Por Carlos Cruz Capote
Erase una vez un niño tan flaco y chiquito que todos en el barrio evitaban jugar con él para no dañarlo. Pero tenía grandes ilusiones, porque su abuelo le dijo que cerrando los ojos y parándose en puntillas podía tocar el cielo con las manos, como los gigantes de los cuentos. Eso sí, debía apretar bien los párpados y abrir su corazón.
“El gran sueño era ser pelotero, por eso mi abuelo habló con Arsenio Pérez para que me llevara al área de béisbol del Estadio “Eladio González”, en San Antonio de Cabezas. Cuando el entrenador Enrique Segura me vio, hizo una mueca, me alzó por un brazo como un muñeco de trapo y dijo que me aceptaba, pero como cargabates. La alegría fue inmensa. Imagínate con lo flaco y desencabado que estaba a los diez años de edad, entrar al equipo era como ganar un premio. Comencé la preparación de la misma manera que el resto de mis compañeritos, sin embargo nunca me daban un chance. Entonces me planté en tres y dos y dije que si no jugaba regular no iría más. A partir de ese momento me pusieron en el center field hasta que un día vinieron haciendo la captación para la EIDE “Turcios Lima” y me seleccionaron como pitcher. Dijeron que tenía buen brazo y que esa era mi posición”.
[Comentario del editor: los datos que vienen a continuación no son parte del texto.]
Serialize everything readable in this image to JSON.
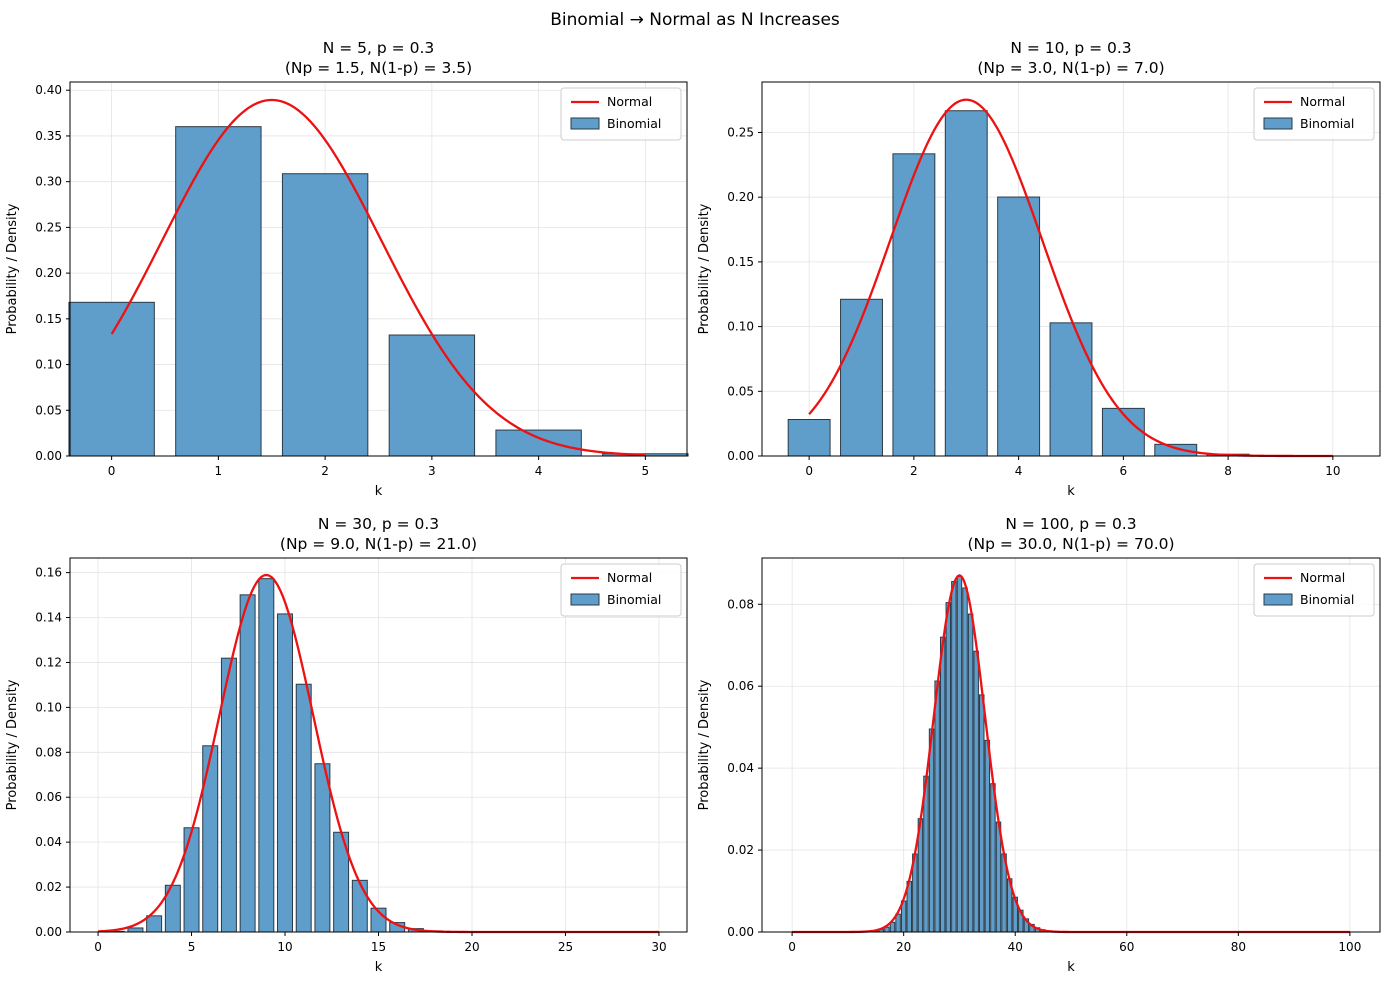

Fue el primer gran reto para Hugo Cruz Hernández, un guajirito que nunca había salido de su pueblo y que montar a caballo, jugar a los escondidos y bañarse en el río constituía todo su universo conocido.
Cuando llegó a la Escuela de Iniciación Deportiva, enclavada entonces en Varadero, se desmoronó todo su mundo interior y la nostalgia del niño se impuso sobre sus deseos de ser pelotero.
“Aguanté como un mulo unos siete u ocho meses, pero no pude más y regresé para mí casa. Era bruto en la escuela. Repetí grados y cuando llegué a secundaria mi papá me dijo que lo mejor que hacía era ayudarlo en la zafra. Cambié mucho física y mentalmente, porque el trabajo en el campo me fortaleció para mi carrera como pelotero.”
Hugo debutó con el equipo Henequeneros a los 17 años, demostrando cualidades como velocidad y aplomo, y sus primeros resultados le valieron para que fuera llamado a la preselección nacional con vistas a los Juegos Panamericanos de San Juan, Puerto Rico en 1979.
“Yo cumplía cualquier rol, lo mismo abría que cerraba un juego y lo hacía cada cuatro días porque no había una regla que te limitara. Eso sí, tiraba duro. La pelota me caminaba sobre los 150 kilómetros por hora. Dependía de cómo me sintiera. Un día salí como relevista frente a Villa Clara y le propiné escón de ponches con las bases llenas, y cuando se terminó el partido el narrador Héctor Rodríguez bajó al terreno para preguntarme a qué velocidad estaba lanzando porque lo había impresionado. Era una época de oro para la pelota cubana. Tenías que hilar bien fino cuando te parabas en el box, porque sobraban los grandes bateadores. Nosotros salíamos al terreno con un amor al traje y unos deseos siempre de ganar, porque el público que nos iba a ver esperaba eso, entrega, sacrificio, amor."
Lanzó 175 juegos en nueve Series Nacionales como integrante de Henequeneros y Citricultores, con 46 victorias y 33 fracasos y un buen promedio de carreras limpias de 3.05 en la era del bate de aluminio. Tuvo una vida deportiva corta, teniendo todas las condiciones para encumbrarse en el oficio más complejo y difícil del béisbol.
“Me fui rápido, con sólo 27 años, una edad en la que los pitchers comienzan a despuntar. Sentía molestias en el brazo y, además, surgieron desavenencias con la dirección del equipo. Estaba inconforme y pedí la liberación de la provincia. Entonces “Ñico Jiménez”, que era chequeador en la provincia de La Habana habló conmigo y me incorporó en el equipo de Nueva Paz con vistas a la Serie Nacional. Después de ganar cinco o seis juegos me puse a pensar que en algún momento tendría que enfrentarme a los míos, a mis antiguos compañeros, y decidí no jugar más. Fue muy duro, pero no di marcha atrás. En estos momentos soy entrenador en el Combinado Deportivo de San Antonio de Cabezas”.
Este hombre-niño, que lleva en su rostro las huellas del rigor de la vida, contó con la guía segura de su abuelo Secundino Cruz, motivo e inspiración para superar los más grandes retos.
“Era quien me cuidaba, me aconsejaba y velaba cada paso que yo daba. Mi abuelo era como algo sagrado. No pude tocar el cielo como él quería, pero al menos lo intenté. A veces me voy solo al patio, cierro los ojos, me paro en puntillas y extiendo la mano para tocarlo a él”.